Most species of native bees hibernate for as many as 11 months per year and live in small colonies. They do not produce massive amounts of honey, and the little production is not worth the effort required to steal it from them.
“I never encountered a producer with ill will toward bees, but growers are trapped in a system that pushes farming toward an industrial scale with heavy input of chemicals and fertilizers. We can do better, although it’s going to take systemic change to overcome the inertia of contemporary agriculture. But change we must, or the next generation of farmers may not have the bees to provide essential environmental services.” — L. Winston, Mark. Bee Time: Lessons from the Hive. 2014
Although native bees are more effective pollinators, farmers continue to rely on factory-farmed honeybees for pollination so that the honey industry can take in more than 176 million pounds of honey every year, at a value of more than $215 million.
Pushing too far, too quick
When you do it, it bites you back. In the States for example, monoculture farming dominates the scene. These environments are extremely poor in biodiversity but produce a huge amount of flowers in a short period of time. Think about orange and almond monocultures. Bees are pushed to the limit in these environments, and beekeepers try to help them. However, all the colony’s balances and interactions are still unknown.
Consequences for the bees
Intensified industrial beekeeping manages the colony while hopping from monoculture after monoculture until it’s inevitable doom. Single crops bloom for a week or two and then turn into a floral desert due to herbicide treatments.

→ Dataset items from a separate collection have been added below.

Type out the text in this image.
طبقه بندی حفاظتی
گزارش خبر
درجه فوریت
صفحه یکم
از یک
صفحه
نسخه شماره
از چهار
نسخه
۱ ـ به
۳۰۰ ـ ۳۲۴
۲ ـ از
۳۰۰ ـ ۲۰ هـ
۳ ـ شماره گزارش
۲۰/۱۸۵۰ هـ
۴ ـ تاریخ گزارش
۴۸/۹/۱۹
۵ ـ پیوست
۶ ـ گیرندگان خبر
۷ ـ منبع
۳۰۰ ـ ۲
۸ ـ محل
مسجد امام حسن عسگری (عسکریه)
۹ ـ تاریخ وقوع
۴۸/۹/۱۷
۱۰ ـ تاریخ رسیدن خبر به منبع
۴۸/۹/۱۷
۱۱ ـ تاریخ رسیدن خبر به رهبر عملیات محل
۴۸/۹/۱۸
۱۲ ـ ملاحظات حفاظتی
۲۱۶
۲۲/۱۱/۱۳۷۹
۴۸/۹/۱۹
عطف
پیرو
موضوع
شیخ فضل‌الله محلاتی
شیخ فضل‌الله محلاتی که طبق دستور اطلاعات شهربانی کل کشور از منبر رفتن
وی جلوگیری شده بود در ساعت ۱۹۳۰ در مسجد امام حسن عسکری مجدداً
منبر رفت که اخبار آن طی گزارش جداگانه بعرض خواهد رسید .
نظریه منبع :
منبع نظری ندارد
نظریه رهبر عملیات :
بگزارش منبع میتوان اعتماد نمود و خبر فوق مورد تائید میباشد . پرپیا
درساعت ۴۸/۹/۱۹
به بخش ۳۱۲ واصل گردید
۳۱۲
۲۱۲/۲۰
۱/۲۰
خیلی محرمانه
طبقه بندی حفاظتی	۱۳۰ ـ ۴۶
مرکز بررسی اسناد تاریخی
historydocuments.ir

These clear the fields from the blooming weeds, which used to provide the mixed nectar and pollen sources essential for adequate bee nutrition.
Widespread insecticide use kills bees as well as pest insects, resulting in direct damage particularly to wild bees, which, unlike honeybees, can’t be moved away from fields during spraying. In addition, plowing and planting disrupt potential nesting sites for wild bees, further challenging these vulnerable creatures.
It could start with almond pollen for 3 weeks, then the colony travels 500Km. After being fed with sugar water mixed with antibiotics. Then they work another huge monoculture of sunflower or orange. And so on. The cycle lasts as long as the colony survives. All year long. Unsustainable long term.
Beekeepers try to compensate with nutrients and minerals, vitamins, exo-treatments, or even replace queens or import broods from other colonies. None are long term solutions. Intensified beekeeping, pushes bees too hard in contaminated environments. These huge monocultures require a lot of input. Fertilizers, pesticides such as neonicotinoids, changes in the genome with GMO, imported sugar for food, pesticides to keep mites away, and so on.
Consequences for the bees
The diseases, pollution, the trip’s stress, malnutrition of the colony, and the colony’s management style constantly pushing it to the limit. All these problems won’t bring the colony down alone, but often doom it when combined.
Ultimately, there is no comparison between traditional and industrial products. Not only from a technique point of view, but also because the environments industrial bees work on, are highly contaminated. Regarding the colony’s health, the simple death rate and constant need for human input demonstrates how devastating industrial beekeeping is to the honey bee.
It’s a grim picture and a particularly compelling one as we face a blend of similarly far-reaching and complex global perturbations that threaten our human populations. The growing effects of climate change, health challenges from exposure to a vast array of pesticides and industrial pollution, diminished access to diverse foods in many parts of the globe, and increased outbreaks of bacterial diseases resistant to antibiotics all seem eerily reminiscent of the plight bees find themselves in. Whether we’re about to collapse, as honeybees have, is arguable, but learning from their plight provides insights into how we might best face our human challenges.
But not all is doomed, many traditional beekeepers keep it real respecting the honey bee and nature's rhythms.